Donald Trump (Getty Images)
Le ministère de la Santé et des Services sociaux de l'administration Trump a publié un nouveau rapport affirmant que le soutien aux droits des transgenres est associé à un « autoritarisme de gauche » et à une plus grande volonté de justifier la violence politique.
Les critiques ont qualifié le rapport de 20 pages publié le 27 août de « science indésirable » et ont accusé l’administration d’utiliser l’argent des contribuables pour justifier le ciblage des personnes trans et de leurs alliés.
La Human Rights Campaign a publié une déclaration le même jour que le rapport, écrivant : « Les entités qui ont mené la prétendue « recherche », le Manhattan Institute et le Network Contagion Research Institute, sont tous deux des groupes de réflexion de tendance conservatrice connus avec des antécédents de production de rapports qui s’alignent sur des positions extrémistes de droite.
L'étude a interrogé 1 208 adultes américains, mais seulement 1,1 % se sont identifiés comme transgenres ou non binaires, tandis que 55 % se sont identifiés comme étant de tendance démocrate.

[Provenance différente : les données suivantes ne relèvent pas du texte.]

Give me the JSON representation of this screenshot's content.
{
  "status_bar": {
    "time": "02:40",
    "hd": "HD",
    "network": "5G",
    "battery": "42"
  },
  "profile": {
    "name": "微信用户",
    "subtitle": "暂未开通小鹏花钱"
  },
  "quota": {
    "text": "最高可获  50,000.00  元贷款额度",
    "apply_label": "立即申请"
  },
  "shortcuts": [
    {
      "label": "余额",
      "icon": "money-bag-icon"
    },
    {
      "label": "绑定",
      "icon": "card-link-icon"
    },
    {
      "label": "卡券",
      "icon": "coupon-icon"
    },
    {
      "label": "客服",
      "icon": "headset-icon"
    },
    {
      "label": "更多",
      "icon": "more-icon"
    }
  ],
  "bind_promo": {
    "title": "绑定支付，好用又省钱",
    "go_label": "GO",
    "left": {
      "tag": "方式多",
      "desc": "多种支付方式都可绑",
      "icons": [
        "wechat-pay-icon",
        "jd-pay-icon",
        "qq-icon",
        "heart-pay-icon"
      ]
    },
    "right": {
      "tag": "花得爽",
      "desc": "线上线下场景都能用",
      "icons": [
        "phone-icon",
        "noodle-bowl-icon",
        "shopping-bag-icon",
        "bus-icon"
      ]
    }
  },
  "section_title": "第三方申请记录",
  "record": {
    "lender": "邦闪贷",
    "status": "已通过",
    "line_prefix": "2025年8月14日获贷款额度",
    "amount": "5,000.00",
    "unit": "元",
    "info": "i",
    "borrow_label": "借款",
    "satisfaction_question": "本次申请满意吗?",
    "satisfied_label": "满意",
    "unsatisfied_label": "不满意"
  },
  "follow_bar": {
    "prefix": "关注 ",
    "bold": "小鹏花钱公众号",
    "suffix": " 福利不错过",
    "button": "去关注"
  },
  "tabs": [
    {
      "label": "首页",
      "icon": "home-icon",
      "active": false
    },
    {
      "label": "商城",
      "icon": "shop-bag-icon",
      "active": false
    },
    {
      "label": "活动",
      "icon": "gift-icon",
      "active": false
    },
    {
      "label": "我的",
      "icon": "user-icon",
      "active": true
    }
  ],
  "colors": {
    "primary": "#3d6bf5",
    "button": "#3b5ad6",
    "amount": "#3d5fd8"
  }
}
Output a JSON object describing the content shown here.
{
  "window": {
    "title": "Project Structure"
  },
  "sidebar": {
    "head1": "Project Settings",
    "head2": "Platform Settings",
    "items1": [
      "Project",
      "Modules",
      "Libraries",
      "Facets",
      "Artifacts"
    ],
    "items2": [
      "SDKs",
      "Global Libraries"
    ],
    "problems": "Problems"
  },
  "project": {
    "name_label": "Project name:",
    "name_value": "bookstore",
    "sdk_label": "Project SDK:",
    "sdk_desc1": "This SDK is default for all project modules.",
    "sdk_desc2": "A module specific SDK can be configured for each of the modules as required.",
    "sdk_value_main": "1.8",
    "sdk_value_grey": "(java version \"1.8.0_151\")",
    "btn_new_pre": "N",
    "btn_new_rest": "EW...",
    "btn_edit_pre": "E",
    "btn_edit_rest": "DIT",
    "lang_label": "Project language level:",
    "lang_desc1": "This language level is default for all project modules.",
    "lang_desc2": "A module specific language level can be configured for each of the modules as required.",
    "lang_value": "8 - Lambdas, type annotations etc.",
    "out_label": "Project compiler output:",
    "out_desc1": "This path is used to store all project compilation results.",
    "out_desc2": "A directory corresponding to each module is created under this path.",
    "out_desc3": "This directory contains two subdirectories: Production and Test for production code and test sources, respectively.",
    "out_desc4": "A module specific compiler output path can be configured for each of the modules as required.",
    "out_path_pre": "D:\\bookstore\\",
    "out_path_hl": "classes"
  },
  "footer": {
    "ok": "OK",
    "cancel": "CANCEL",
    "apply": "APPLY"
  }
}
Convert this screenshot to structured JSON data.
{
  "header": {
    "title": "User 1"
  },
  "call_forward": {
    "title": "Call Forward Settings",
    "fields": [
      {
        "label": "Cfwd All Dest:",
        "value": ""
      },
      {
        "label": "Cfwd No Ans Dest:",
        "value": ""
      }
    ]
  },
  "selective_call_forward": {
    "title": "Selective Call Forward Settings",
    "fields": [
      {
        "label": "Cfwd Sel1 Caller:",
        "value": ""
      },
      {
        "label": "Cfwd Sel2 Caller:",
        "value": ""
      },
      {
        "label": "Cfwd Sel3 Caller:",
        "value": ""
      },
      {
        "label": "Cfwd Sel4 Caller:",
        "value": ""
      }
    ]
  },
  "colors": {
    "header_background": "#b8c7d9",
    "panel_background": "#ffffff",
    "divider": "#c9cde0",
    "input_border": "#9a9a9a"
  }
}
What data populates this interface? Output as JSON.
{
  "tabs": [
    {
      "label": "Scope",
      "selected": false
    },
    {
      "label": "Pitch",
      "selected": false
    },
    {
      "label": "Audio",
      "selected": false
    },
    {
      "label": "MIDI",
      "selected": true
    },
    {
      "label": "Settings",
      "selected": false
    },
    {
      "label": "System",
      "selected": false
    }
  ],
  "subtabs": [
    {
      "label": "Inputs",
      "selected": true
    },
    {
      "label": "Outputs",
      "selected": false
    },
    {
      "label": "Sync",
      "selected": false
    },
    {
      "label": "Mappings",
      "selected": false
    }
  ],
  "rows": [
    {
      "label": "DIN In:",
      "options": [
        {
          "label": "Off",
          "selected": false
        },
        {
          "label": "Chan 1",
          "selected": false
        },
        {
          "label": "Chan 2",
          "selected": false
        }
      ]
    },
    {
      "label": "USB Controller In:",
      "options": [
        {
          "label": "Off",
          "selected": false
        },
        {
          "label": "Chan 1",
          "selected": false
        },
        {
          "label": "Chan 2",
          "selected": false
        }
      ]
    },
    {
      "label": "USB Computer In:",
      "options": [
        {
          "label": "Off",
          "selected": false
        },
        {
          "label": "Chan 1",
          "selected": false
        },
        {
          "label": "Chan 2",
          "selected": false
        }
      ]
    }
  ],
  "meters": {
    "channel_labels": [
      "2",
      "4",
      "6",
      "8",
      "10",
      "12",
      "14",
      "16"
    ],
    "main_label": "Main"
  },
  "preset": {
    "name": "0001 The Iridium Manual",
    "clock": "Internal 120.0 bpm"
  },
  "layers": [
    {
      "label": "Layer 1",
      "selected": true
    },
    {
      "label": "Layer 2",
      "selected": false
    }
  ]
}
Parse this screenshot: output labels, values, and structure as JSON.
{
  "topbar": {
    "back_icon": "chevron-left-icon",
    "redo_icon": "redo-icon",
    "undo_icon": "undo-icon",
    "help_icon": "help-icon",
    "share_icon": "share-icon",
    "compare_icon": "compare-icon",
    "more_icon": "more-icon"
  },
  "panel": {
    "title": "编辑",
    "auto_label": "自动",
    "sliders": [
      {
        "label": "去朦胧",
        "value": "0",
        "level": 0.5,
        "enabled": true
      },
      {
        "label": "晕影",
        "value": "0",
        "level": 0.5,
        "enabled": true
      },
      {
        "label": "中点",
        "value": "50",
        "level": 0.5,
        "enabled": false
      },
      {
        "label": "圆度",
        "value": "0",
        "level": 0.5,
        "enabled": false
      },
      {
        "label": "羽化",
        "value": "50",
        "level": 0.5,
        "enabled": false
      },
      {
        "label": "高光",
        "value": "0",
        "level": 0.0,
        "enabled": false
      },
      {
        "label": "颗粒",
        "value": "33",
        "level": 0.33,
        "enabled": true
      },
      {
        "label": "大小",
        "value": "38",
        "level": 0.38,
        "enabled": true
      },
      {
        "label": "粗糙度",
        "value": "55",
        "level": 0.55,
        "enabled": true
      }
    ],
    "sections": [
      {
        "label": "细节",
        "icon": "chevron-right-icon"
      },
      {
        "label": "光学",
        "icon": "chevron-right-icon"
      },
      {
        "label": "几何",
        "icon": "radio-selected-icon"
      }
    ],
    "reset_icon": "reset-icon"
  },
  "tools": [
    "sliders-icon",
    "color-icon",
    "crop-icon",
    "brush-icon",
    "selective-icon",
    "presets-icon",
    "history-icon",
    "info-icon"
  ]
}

Les critiques affirment que cet échantillon n’est pas représentatif de la population américaine dans son ensemble.
Les chercheurs ont créé leur propre « échelle clinique d’affirmation de genre » pour mesurer le soutien aux personnes trans, en demandant aux participants s’ils étaient d’accord avec les déclarations concernant le respect des identités transgenres, des noms, des pronoms, de l’expression de genre et des enfants explorant leur genre.
Le rapport tente ensuite de relier ces points de vue au soutien à la violence politique en interrogeant les participants sur des sujets tels que les dommages matériels, les attaques contre la police et les meurtres de personnalités politiques et commerciales, à savoir Charlie Kirk et Brian Thompson.
L’enquête comprenait également 13 affirmations avec lesquelles les répondants étaient invités à évaluer leur accord sur une échelle de sept points pour mesurer leurs « tendances autoritaires de gauche ». Les déclarations incluaient : « L'Amérique se porterait bien mieux si tous les riches étaient au bas de l'échelle sociale », « Nous devons remplacer l'ordre établi par tous les moyens nécessaires » et « Se débarrasser des inégalités est plus important que de protéger le soi-disant « droit » à la liberté d'expression ».
Il convient de noter que les participants n’ont pas été interrogés sur leur point de vue sur les nombreuses politiques anti-trans de l’administration Trump.
Les auteurs du rapport affirment que l'affirmation des personnes transgenres peut créer un sentiment de « menace » et encourager les gens à rechercher un contrôle institutionnel sur ceux qui ne sont pas d'accord avec eux. La Human Rights Campaign souligne cependant les antécédents politiques des groupes de réflexion et des chercheurs conservateurs impliqués dans la production du rapport.
Les critiques affirment que la préoccupation plus large ne concerne pas simplement le rapport lui-même, mais aussi la manière dont ses conclusions pourraient être utilisées. Certains médias de droite ont déjà commencé à le citer comme une preuve que les personnes trans et leurs alliés constituent une menace pour la société américaine dans son ensemble.